Can Crude Snap Out of Bear Market?
Monday, October 3, 2011
Crude Oil finds itself mired in a bear market, after closing more than 20% off of late April/early May highs. Traders have had little positive economic news to latch onto, especially in housing and employment. This paints a negative demand outlook. Couple this with lower growth forecasts for China, and it is not difficult to see why bulls have left the market. Technically, Crude Oil is in a textbook bear market, but there has not yet been a convincing downward breakout from the 2-month old trading range in which the market finds itself. The possibility of a downside breakout is probably more likely than a reversal at this point. Some traders may possibly wish to consider testing the bearish side of the market with a bear put spread. With implied volatility at high levels, vertical spreads are less costly than they historically have been. An example of such a spread could involve buying the November Crude Oil 80 put and selling the November 75 put, for a debit of 1.25, or $1,250. The trade risks the initial cost and has a maximum profit of $3,750 if the November futures settle below 75.00 at expiration.

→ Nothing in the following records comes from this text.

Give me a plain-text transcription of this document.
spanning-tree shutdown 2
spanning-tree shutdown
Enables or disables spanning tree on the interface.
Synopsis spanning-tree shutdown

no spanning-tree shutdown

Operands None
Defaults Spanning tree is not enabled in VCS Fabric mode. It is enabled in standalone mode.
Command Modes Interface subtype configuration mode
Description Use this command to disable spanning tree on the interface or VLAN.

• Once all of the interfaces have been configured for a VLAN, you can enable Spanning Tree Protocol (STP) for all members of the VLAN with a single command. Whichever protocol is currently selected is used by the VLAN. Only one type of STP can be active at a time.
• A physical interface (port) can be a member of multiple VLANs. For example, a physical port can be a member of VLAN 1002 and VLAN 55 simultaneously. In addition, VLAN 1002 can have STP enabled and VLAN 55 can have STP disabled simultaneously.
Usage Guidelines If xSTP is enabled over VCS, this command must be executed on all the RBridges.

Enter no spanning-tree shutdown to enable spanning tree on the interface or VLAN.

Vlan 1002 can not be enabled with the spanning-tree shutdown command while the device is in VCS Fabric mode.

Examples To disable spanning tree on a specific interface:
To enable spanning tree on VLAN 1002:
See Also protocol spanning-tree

Crude Oil futures remain mired in a slump, unable to gain any sort of traction due to a weak economic outlook. The US supply remains more than adequate at the moment, so many traders may shift their focus to economic data. This week is heavy with employment data, with the ADP Employment Change and Non-Farm Payroll data joining the weekly claims data. Funds have slashed their net long position by over 14,000 contracts, while some smaller specs have cut their net position by over 4,000 contracts. There is little chance of funds or specs changing their net positions ahead of the employment data. Many traders will likely also be focused on the EU meetings in Luxembourg , where the pan-European union will discuss the almost inevitable Greek default. Many speculators spear to have soured on Crude Oil, for the most part, and some net long holders of equities have also shorted the contract as a macro hedge. For Oil traders to regain the zeal seen earlier this year, there likely needs to be a sharp turnaround in economic sentiment.

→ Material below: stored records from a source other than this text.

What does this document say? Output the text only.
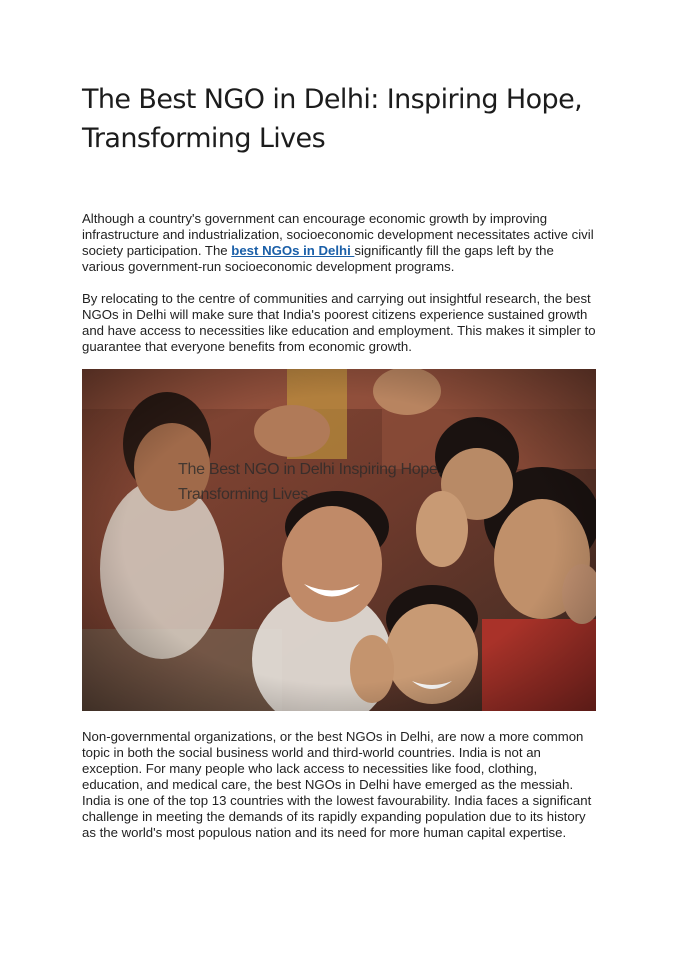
The Best NGO in Delhi: Inspiring Hope,
Transforming Lives

Although a country's government can encourage economic growth by improving infrastructure and industrialization, socioeconomic development necessitates active civil society participation. The best NGOs in Delhi significantly fill the gaps left by the various government-run socioeconomic development programs.

By relocating to the centre of communities and carrying out insightful research, the best NGOs in Delhi will make sure that India's poorest citizens experience sustained growth and have access to necessities like education and employment. This makes it simpler to guarantee that everyone benefits from economic growth.

The Best NGO in Delhi Inspiring Hope,
Transforming Lives

Non-governmental organizations, or the best NGOs in Delhi, are now a more common topic in both the social business world and third-world countries. India is not an exception. For many people who lack access to necessities like food, clothing, education, and medical care, the best NGOs in Delhi have emerged as the messiah. India is one of the top 13 countries with the lowest favourability. India faces a significant challenge in meeting the demands of its rapidly expanding population due to its history as the world's most populous nation and its need for more human capital expertise.
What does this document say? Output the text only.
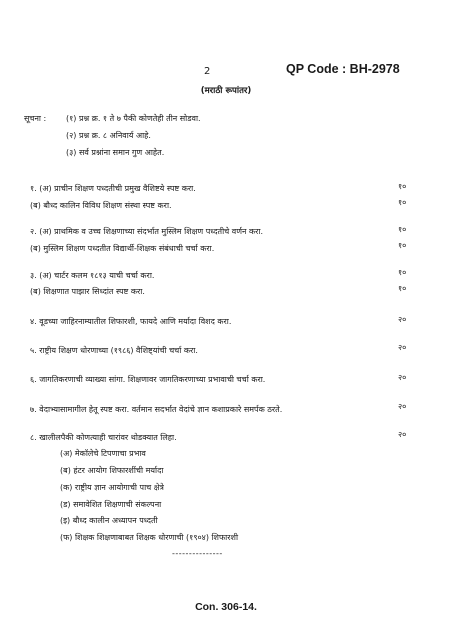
2	QP Code : BH-2978
(मराठी रूपांतर)
सूचना : (१) प्रश्न क्र. १ ते ७ पैकी कोणतेही तीन सोडवा.
(२) प्रश्न क्र. ८ अनिवार्य आहे.
(३) सर्व प्रश्नांना समान गुण आहेत.
१. (अ) प्राचीन शिक्षण पध्दतीची प्रमुख वैशिष्टये स्पष्ट करा.	१०
(ब) बौध्द कालिन विविध शिक्षण संस्था स्पष्ट करा.	१०
२. (अ) प्राथमिक व उच्च शिक्षणाच्या संदर्भात मुस्लिम शिक्षण पध्दतीचे वर्णन करा.	१०
(ब) मुस्लिम शिक्षण पध्दतीत विद्यार्थी-शिक्षक संबंधाची चर्चा करा.	१०
३. (अ) चार्टर कलम १८१३ याची चर्चा करा.	१०
(ब) शिक्षणात पाझार सिध्दांत स्पष्ट करा.	१०
४. वूडच्या जाहिरनाम्यातील शिफारशी, फायदे आणि मर्यादा विशद करा.	२०
५. राष्ट्रीय शिक्षण धोरणाच्या (१९८६) वैशिष्ट्यांची चर्चा करा.	२०
६. जागतिकरणाची व्याख्या सांगा. शिक्षणावर जागतिकरणाच्या प्रभावाची चर्चा करा.	२०
७. वेदाभ्यासामागील हेतू स्पष्ट करा. वर्तमान सदर्भात वेदांचे ज्ञान कशाप्रकारे समर्पक ठरते.	२०
८. खालीलपैकी कोणत्याही चारांवर थोडक्यात लिहा.	२०
(अ) मेकॉलेचे टिपणाचा प्रभाव
(ब) हंटर आयोग शिफारशींची मर्यादा
(क) राष्ट्रीय ज्ञान आयोगाची पाच क्षेत्रे
(ड) समावेशित शिक्षणाची संकल्पना
(इ) बौध्द कालीन अध्यापन पध्दती
(फ) शिक्षक शिक्षणाबाबत शिक्षक धोरणाची (१९०४) शिफारशी
---------------
Con. 306-14.
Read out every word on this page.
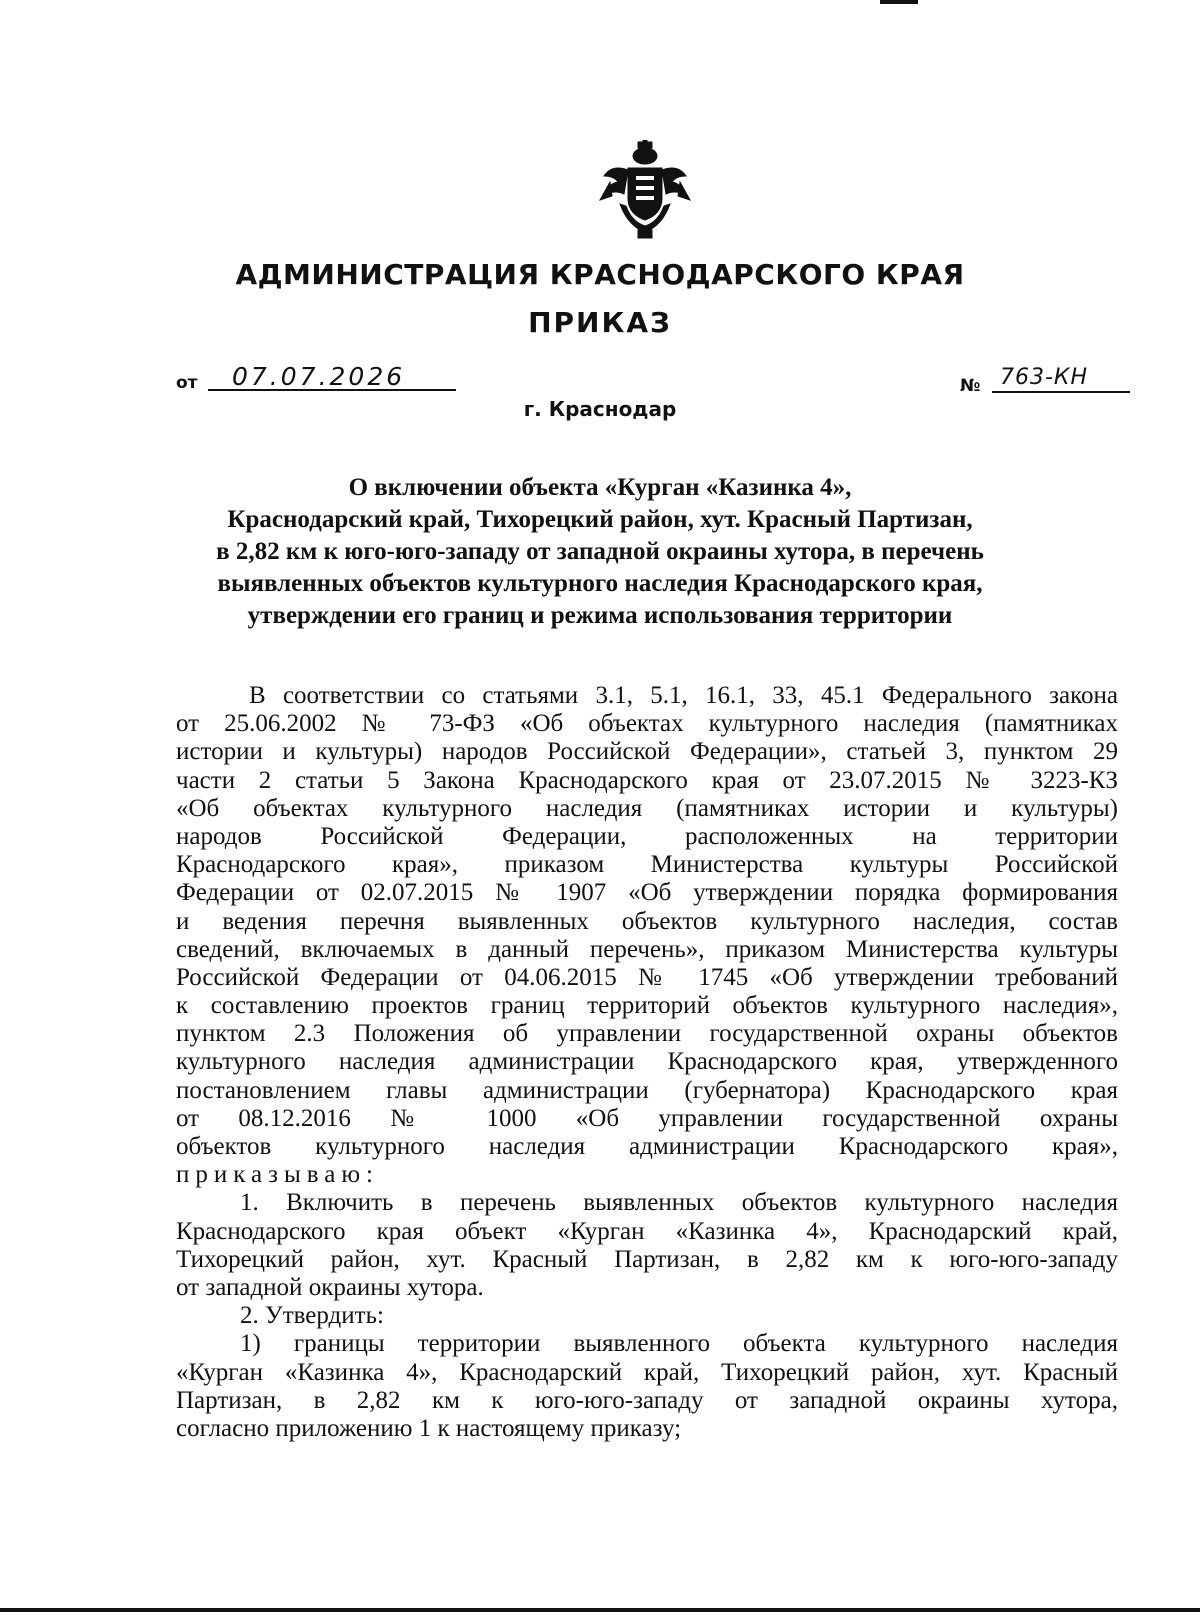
АДМИНИСТРАЦИЯ КРАСНОДАРСКОГО КРАЯ
ПРИКАЗ
от 07.07.2026
г. Краснодар
№ 763-КН
О включении объекта «Курган «Казинка 4»,
Краснодарский край, Тихорецкий район, хут. Красный Партизан,
в 2,82 км к юго-юго-западу от западной окраины хутора, в перечень
выявленных объектов культурного наследия Краснодарского края,
утверждении его границ и режима использования территории
В соответствии со статьями 3.1, 5.1, 16.1, 33, 45.1 Федерального закона
от 25.06.2002 № 73-ФЗ «Об объектах культурного наследия (памятниках
истории и культуры) народов Российской Федерации», статьей 3, пунктом 29
части 2 статьи 5 Закона Краснодарского края от 23.07.2015 № 3223-КЗ
«Об объектах культурного наследия (памятниках истории и культуры)
народов Российской Федерации, расположенных на территории
Краснодарского края», приказом Министерства культуры Российской
Федерации от 02.07.2015 № 1907 «Об утверждении порядка формирования
и ведения перечня выявленных объектов культурного наследия, состав
сведений, включаемых в данный перечень», приказом Министерства культуры
Российской Федерации от 04.06.2015 № 1745 «Об утверждении требований
к составлению проектов границ территорий объектов культурного наследия»,
пунктом 2.3 Положения об управлении государственной охраны объектов
культурного наследия администрации Краснодарского края, утвержденного
постановлением главы администрации (губернатора) Краснодарского края
от 08.12.2016 № 1000 «Об управлении государственной охраны
объектов культурного наследия администрации Краснодарского края»,
приказываю:
1. Включить в перечень выявленных объектов культурного наследия
Краснодарского края объект «Курган «Казинка 4», Краснодарский край,
Тихорецкий район, хут. Красный Партизан, в 2,82 км к юго-юго-западу
от западной окраины хутора.
2. Утвердить:
1) границы территории выявленного объекта культурного наследия
«Курган «Казинка 4», Краснодарский край, Тихорецкий район, хут. Красный
Партизан, в 2,82 км к юго-юго-западу от западной окраины хутора,
согласно приложению 1 к настоящему приказу;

Turning to the November Crude Oil chart, we see prices lingering just below the 80.00 level. Thus far, the bears have not been able to push prices convincingly lower to signal a downside breakout from the 80-90 trading range. The recent failure to test the upper end of the trading range could be seen as a negative sign. The RSI is near oversold levels, which can be seen as somewhat supportive of prices in the near-term.